Je suis convaincu que cette riposte basée sur la peur ne sera pas de nature à freiner l'émergence d'un mouvement qui est en train de lisser tout ce qui pourrait dans son discours apparaître comme une prise de pouvoir violente et antidémocratique. 

Les partis traditionnels n'ont pas mesuré à quel point les gens sont exaspérés, et écœurés par leur gestion irresponsable, par leur manque de vergogne, par l'incroyable culot avec lequel ils se sont enrichis alors qu'ils portaient le pays à la ruine... Ces gens-là doivent partir et laisser la place à d'autres. 

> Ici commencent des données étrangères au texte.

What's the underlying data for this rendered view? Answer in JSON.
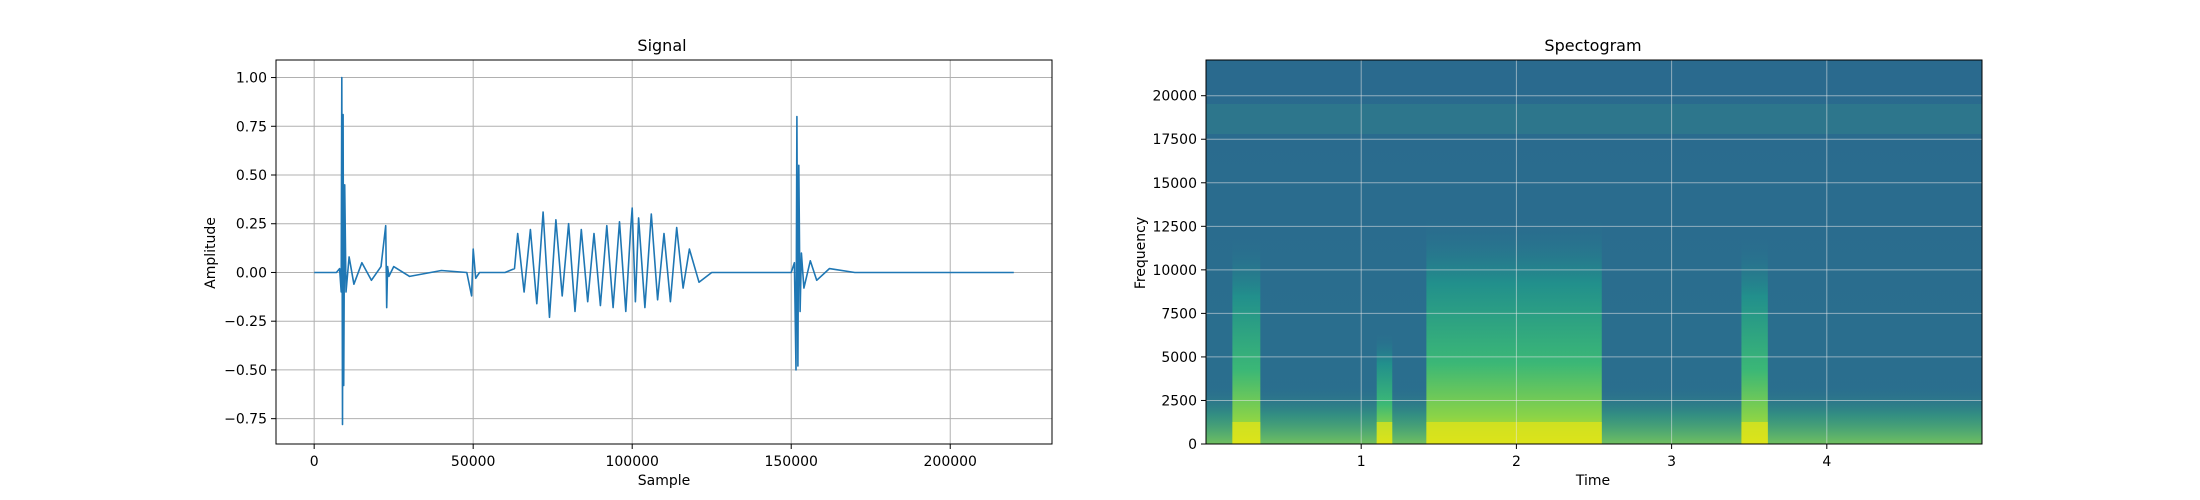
{
  "chart_data": [
    {
      "type": "line",
      "title": "Signal",
      "xlabel": "Sample",
      "ylabel": "Amplitude",
      "xlim": [
        -12000,
        232000
      ],
      "ylim": [
        -0.88,
        1.09
      ],
      "xticks": [
        0,
        50000,
        100000,
        150000,
        200000
      ],
      "xtick_labels": [
        "0",
        "50000",
        "100000",
        "150000",
        "200000"
      ],
      "yticks": [
        -0.75,
        -0.5,
        -0.25,
        0.0,
        0.25,
        0.5,
        0.75,
        1.0
      ],
      "ytick_labels": [
        "−0.75",
        "−0.50",
        "−0.25",
        "0.00",
        "0.25",
        "0.50",
        "0.75",
        "1.00"
      ],
      "grid": true,
      "color": "#1f77b4",
      "series": [
        {
          "x": [
            0,
            7000,
            8000,
            8500,
            8700,
            8900,
            9100,
            9300,
            9600,
            10000,
            11000,
            12500,
            15000,
            18000,
            21000,
            22500,
            22800,
            23100,
            23500,
            25000,
            30000,
            40000,
            48000,
            49500,
            50000,
            50800,
            52000,
            55000,
            60000,
            63000,
            64000,
            66000,
            68000,
            70000,
            72000,
            74000,
            76000,
            78000,
            80000,
            82000,
            84000,
            86000,
            88000,
            90000,
            92000,
            94000,
            96000,
            98000,
            99500,
            100000,
            101000,
            102000,
            104000,
            106000,
            108000,
            110000,
            112000,
            114000,
            116000,
            118000,
            121000,
            125000,
            140000,
            150000,
            151000,
            151500,
            151800,
            152100,
            152400,
            152800,
            153200,
            154000,
            156000,
            158000,
            162000,
            170000,
            190000,
            220000
          ],
          "y": [
            0.0,
            0.0,
            0.02,
            -0.1,
            1.0,
            -0.78,
            0.81,
            -0.58,
            0.45,
            -0.1,
            0.08,
            -0.06,
            0.05,
            -0.04,
            0.03,
            0.24,
            -0.18,
            0.03,
            -0.02,
            0.03,
            -0.02,
            0.01,
            0.0,
            -0.12,
            0.12,
            -0.03,
            0.0,
            0.0,
            0.0,
            0.02,
            0.2,
            -0.1,
            0.22,
            -0.16,
            0.31,
            -0.23,
            0.27,
            -0.12,
            0.25,
            -0.2,
            0.22,
            -0.15,
            0.2,
            -0.17,
            0.24,
            -0.18,
            0.26,
            -0.2,
            0.22,
            0.33,
            -0.15,
            0.28,
            -0.18,
            0.3,
            -0.14,
            0.2,
            -0.15,
            0.23,
            -0.08,
            0.12,
            -0.05,
            0.0,
            0.0,
            0.0,
            0.05,
            -0.5,
            0.8,
            -0.48,
            0.55,
            -0.2,
            0.1,
            -0.08,
            0.06,
            -0.04,
            0.02,
            0.0,
            0.0,
            0.0
          ]
        }
      ]
    },
    {
      "type": "heatmap",
      "title": "Spectogram",
      "xlabel": "Time",
      "ylabel": "Frequency",
      "xlim": [
        0,
        5.0
      ],
      "ylim": [
        0,
        22050
      ],
      "xticks": [
        1,
        2,
        3,
        4
      ],
      "xtick_labels": [
        "1",
        "2",
        "3",
        "4"
      ],
      "yticks": [
        0,
        2500,
        5000,
        7500,
        10000,
        12500,
        15000,
        17500,
        20000
      ],
      "ytick_labels": [
        "0",
        "2500",
        "5000",
        "7500",
        "10000",
        "12500",
        "15000",
        "17500",
        "20000"
      ],
      "grid": true,
      "colormap": "viridis",
      "events": [
        {
          "t_start": 0.17,
          "t_end": 0.35,
          "level": 0.55
        },
        {
          "t_start": 1.1,
          "t_end": 1.2,
          "level": 0.3
        },
        {
          "t_start": 1.42,
          "t_end": 2.55,
          "level": 0.6
        },
        {
          "t_start": 3.45,
          "t_end": 3.62,
          "level": 0.55
        }
      ]
    }
  ]
}
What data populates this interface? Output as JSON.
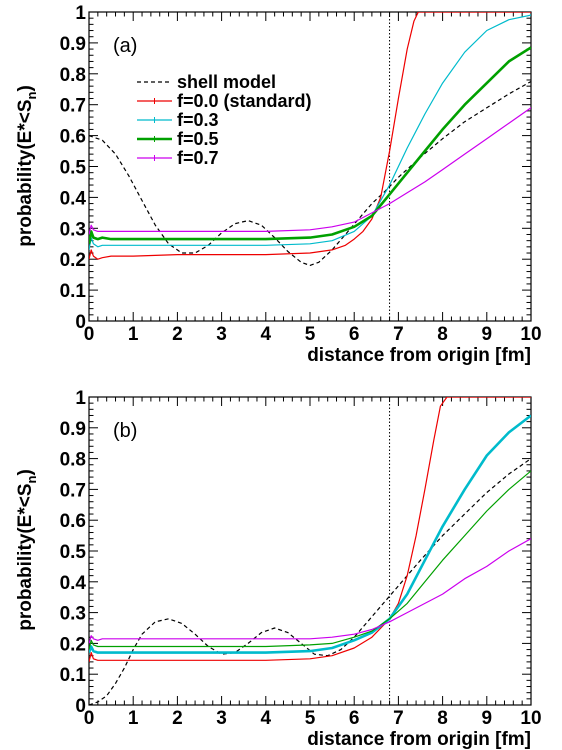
{
  "chart_data": [
    {
      "type": "line",
      "panel_label": "(a)",
      "xlabel": "distance from origin [fm]",
      "ylabel_main": "probability(E*<S",
      "ylabel_sub": "n",
      "ylabel_tail": ")",
      "xlim": [
        0,
        10
      ],
      "ylim": [
        0,
        1
      ],
      "xticks": [
        "0",
        "1",
        "2",
        "3",
        "4",
        "5",
        "6",
        "7",
        "8",
        "9",
        "10"
      ],
      "yticks": [
        "0",
        "0.1",
        "0.2",
        "0.3",
        "0.4",
        "0.5",
        "0.6",
        "0.7",
        "0.8",
        "0.9",
        "1"
      ],
      "vline_x": 6.8,
      "legend": {
        "placement": "upper-middle"
      },
      "series": [
        {
          "name": "shell model",
          "color": "#000000",
          "dash": true,
          "width": 1.2,
          "x": [
            0,
            0.3,
            0.6,
            0.9,
            1.2,
            1.5,
            1.8,
            2.1,
            2.4,
            2.7,
            3.0,
            3.3,
            3.6,
            3.9,
            4.2,
            4.5,
            4.8,
            5.0,
            5.2,
            5.5,
            5.8,
            6.1,
            6.4,
            6.7,
            7.0,
            7.5,
            8.0,
            8.5,
            9.0,
            9.5,
            10.0
          ],
          "y": [
            0.6,
            0.585,
            0.54,
            0.47,
            0.39,
            0.31,
            0.25,
            0.22,
            0.22,
            0.245,
            0.285,
            0.315,
            0.325,
            0.31,
            0.27,
            0.225,
            0.19,
            0.18,
            0.19,
            0.23,
            0.28,
            0.33,
            0.38,
            0.42,
            0.465,
            0.53,
            0.59,
            0.645,
            0.69,
            0.735,
            0.775
          ]
        },
        {
          "name": "f=0.0 (standard)",
          "color": "#ee0000",
          "dash": false,
          "width": 1.2,
          "x": [
            0,
            0.05,
            0.1,
            0.2,
            0.3,
            0.5,
            1,
            2,
            3,
            4,
            5,
            5.5,
            5.8,
            6.0,
            6.2,
            6.4,
            6.6,
            6.8,
            7.0,
            7.2,
            7.35,
            7.45,
            8,
            9,
            10
          ],
          "y": [
            0.2,
            0.23,
            0.21,
            0.2,
            0.205,
            0.21,
            0.21,
            0.215,
            0.215,
            0.215,
            0.22,
            0.23,
            0.245,
            0.265,
            0.29,
            0.33,
            0.4,
            0.55,
            0.72,
            0.88,
            0.97,
            1.0,
            1.0,
            1.0,
            1.0
          ]
        },
        {
          "name": "f=0.3",
          "color": "#00bbcc",
          "dash": false,
          "width": 1.2,
          "x": [
            0,
            0.05,
            0.1,
            0.2,
            0.3,
            0.5,
            1,
            2,
            3,
            4,
            5,
            5.5,
            6.0,
            6.4,
            6.8,
            7.2,
            7.6,
            8.0,
            8.5,
            9.0,
            9.5,
            10
          ],
          "y": [
            0.23,
            0.27,
            0.25,
            0.24,
            0.245,
            0.245,
            0.245,
            0.245,
            0.245,
            0.245,
            0.25,
            0.26,
            0.29,
            0.34,
            0.44,
            0.56,
            0.67,
            0.77,
            0.87,
            0.94,
            0.975,
            0.99
          ]
        },
        {
          "name": "f=0.5",
          "color": "#00a000",
          "dash": false,
          "width": 2.6,
          "x": [
            0,
            0.05,
            0.1,
            0.2,
            0.3,
            0.5,
            1,
            2,
            3,
            4,
            5,
            5.5,
            6.0,
            6.4,
            6.8,
            7.2,
            7.6,
            8.0,
            8.5,
            9.0,
            9.5,
            10
          ],
          "y": [
            0.25,
            0.29,
            0.27,
            0.265,
            0.27,
            0.265,
            0.265,
            0.265,
            0.265,
            0.265,
            0.27,
            0.28,
            0.305,
            0.34,
            0.41,
            0.48,
            0.55,
            0.62,
            0.7,
            0.77,
            0.84,
            0.885
          ]
        },
        {
          "name": "f=0.7",
          "color": "#cc00ee",
          "dash": false,
          "width": 1.2,
          "x": [
            0,
            0.05,
            0.1,
            0.2,
            0.3,
            0.5,
            1,
            2,
            3,
            4,
            5,
            5.5,
            6.0,
            6.4,
            6.8,
            7.2,
            7.6,
            8.0,
            8.5,
            9.0,
            9.5,
            10
          ],
          "y": [
            0.28,
            0.31,
            0.295,
            0.29,
            0.29,
            0.29,
            0.29,
            0.29,
            0.29,
            0.29,
            0.295,
            0.305,
            0.32,
            0.35,
            0.38,
            0.415,
            0.45,
            0.49,
            0.54,
            0.59,
            0.64,
            0.69
          ]
        }
      ]
    },
    {
      "type": "line",
      "panel_label": "(b)",
      "xlabel": "distance from origin [fm]",
      "ylabel_main": "probability(E*<S",
      "ylabel_sub": "n",
      "ylabel_tail": ")",
      "xlim": [
        0,
        10
      ],
      "ylim": [
        0,
        1
      ],
      "xticks": [
        "0",
        "1",
        "2",
        "3",
        "4",
        "5",
        "6",
        "7",
        "8",
        "9",
        "10"
      ],
      "yticks": [
        "0",
        "0.1",
        "0.2",
        "0.3",
        "0.4",
        "0.5",
        "0.6",
        "0.7",
        "0.8",
        "0.9",
        "1"
      ],
      "vline_x": 6.8,
      "series": [
        {
          "name": "shell model",
          "color": "#000000",
          "dash": true,
          "width": 1.2,
          "x": [
            0,
            0.2,
            0.4,
            0.6,
            0.8,
            1.0,
            1.2,
            1.5,
            1.8,
            2.1,
            2.4,
            2.7,
            3.0,
            3.3,
            3.6,
            3.9,
            4.2,
            4.5,
            4.8,
            5.1,
            5.4,
            5.7,
            6.0,
            6.3,
            6.6,
            6.9,
            7.2,
            7.5,
            8.0,
            8.5,
            9.0,
            9.5,
            10.0
          ],
          "y": [
            0.0,
            0.01,
            0.03,
            0.07,
            0.12,
            0.18,
            0.23,
            0.27,
            0.28,
            0.265,
            0.23,
            0.19,
            0.165,
            0.17,
            0.2,
            0.235,
            0.25,
            0.235,
            0.2,
            0.165,
            0.16,
            0.18,
            0.22,
            0.27,
            0.32,
            0.37,
            0.42,
            0.47,
            0.55,
            0.62,
            0.69,
            0.75,
            0.8
          ]
        },
        {
          "name": "f=0.0 (standard)",
          "color": "#ee0000",
          "dash": false,
          "width": 1.2,
          "x": [
            0,
            0.05,
            0.1,
            0.2,
            0.3,
            0.5,
            1,
            2,
            3,
            4,
            5,
            5.5,
            6.0,
            6.4,
            6.8,
            7.0,
            7.2,
            7.4,
            7.6,
            7.8,
            7.95,
            8.1,
            9,
            10
          ],
          "y": [
            0.14,
            0.17,
            0.15,
            0.145,
            0.145,
            0.145,
            0.145,
            0.145,
            0.145,
            0.145,
            0.15,
            0.16,
            0.185,
            0.22,
            0.28,
            0.33,
            0.42,
            0.55,
            0.7,
            0.86,
            0.97,
            1.0,
            1.0,
            1.0
          ]
        },
        {
          "name": "f=0.3",
          "color": "#00bbcc",
          "dash": false,
          "width": 2.6,
          "x": [
            0,
            0.05,
            0.1,
            0.2,
            0.3,
            0.5,
            1,
            2,
            3,
            4,
            5,
            5.5,
            6.0,
            6.4,
            6.8,
            7.2,
            7.6,
            8.0,
            8.5,
            9.0,
            9.5,
            10
          ],
          "y": [
            0.17,
            0.19,
            0.175,
            0.17,
            0.17,
            0.17,
            0.17,
            0.17,
            0.17,
            0.17,
            0.175,
            0.185,
            0.21,
            0.235,
            0.28,
            0.36,
            0.47,
            0.58,
            0.7,
            0.81,
            0.885,
            0.94
          ]
        },
        {
          "name": "f=0.5",
          "color": "#00a000",
          "dash": false,
          "width": 1.2,
          "x": [
            0,
            0.05,
            0.1,
            0.2,
            0.3,
            0.5,
            1,
            2,
            3,
            4,
            5,
            5.5,
            6.0,
            6.4,
            6.8,
            7.2,
            7.6,
            8.0,
            8.5,
            9.0,
            9.5,
            10
          ],
          "y": [
            0.18,
            0.21,
            0.195,
            0.19,
            0.19,
            0.19,
            0.19,
            0.19,
            0.19,
            0.19,
            0.195,
            0.2,
            0.22,
            0.24,
            0.28,
            0.33,
            0.4,
            0.47,
            0.55,
            0.63,
            0.7,
            0.76
          ]
        },
        {
          "name": "f=0.7",
          "color": "#cc00ee",
          "dash": false,
          "width": 1.2,
          "x": [
            0,
            0.05,
            0.1,
            0.2,
            0.3,
            0.5,
            1,
            2,
            3,
            4,
            5,
            5.5,
            6.0,
            6.4,
            6.8,
            7.2,
            7.6,
            8.0,
            8.5,
            9.0,
            9.5,
            10
          ],
          "y": [
            0.2,
            0.225,
            0.215,
            0.21,
            0.215,
            0.215,
            0.215,
            0.215,
            0.215,
            0.215,
            0.215,
            0.22,
            0.23,
            0.245,
            0.27,
            0.3,
            0.33,
            0.36,
            0.41,
            0.45,
            0.5,
            0.54
          ]
        }
      ]
    }
  ]
}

Le Parti Socialiste espagnol a déjà réagi en se défaisant d'Alfredo RUBALCABA l'ancien secrétaire général qui tenait les rênes et en élisant un jeune quadra, Pedro Sanchez, capable de représenter la régénération et qui ne traîne aucune vilaine casserole derrière lui. 

Le PP de Rajoy n'arrive pas ( pour l'instant) à se régénérer car il faudrait virer tout le monde ("la cúpula") ou presque à commencer par le propre président Rajoy, qui a demandé pardon au peuple espagnol cette semaine dans des conditions et avec un manque de cohérence et de crédibilité assez pathétiques... 

Alors, les amis, que penser de PODEMOS ? 

Moi, je ne suis pas prophète, et ce n'est pas ma vocation : simplement je pense qu'aujourd'hui l'Espagne a la nitro dans une main et la glycérine dans l'autre...L'Espagne pourrait devenir la première puissance européenne et occidentale où des forces non directement issues d'une classe politique archaïque, acquise à la grande finance, offre au peuple une alternative. Il n'est pas interdit de rêver qu'il se produise un bouleversement au sein de l'UE et que la tête de pont soit PODEMOS qui pourrait non seulement avoir un effet national révolutionnaire, mais aussi un effet de contagion sur tous les pays en crise.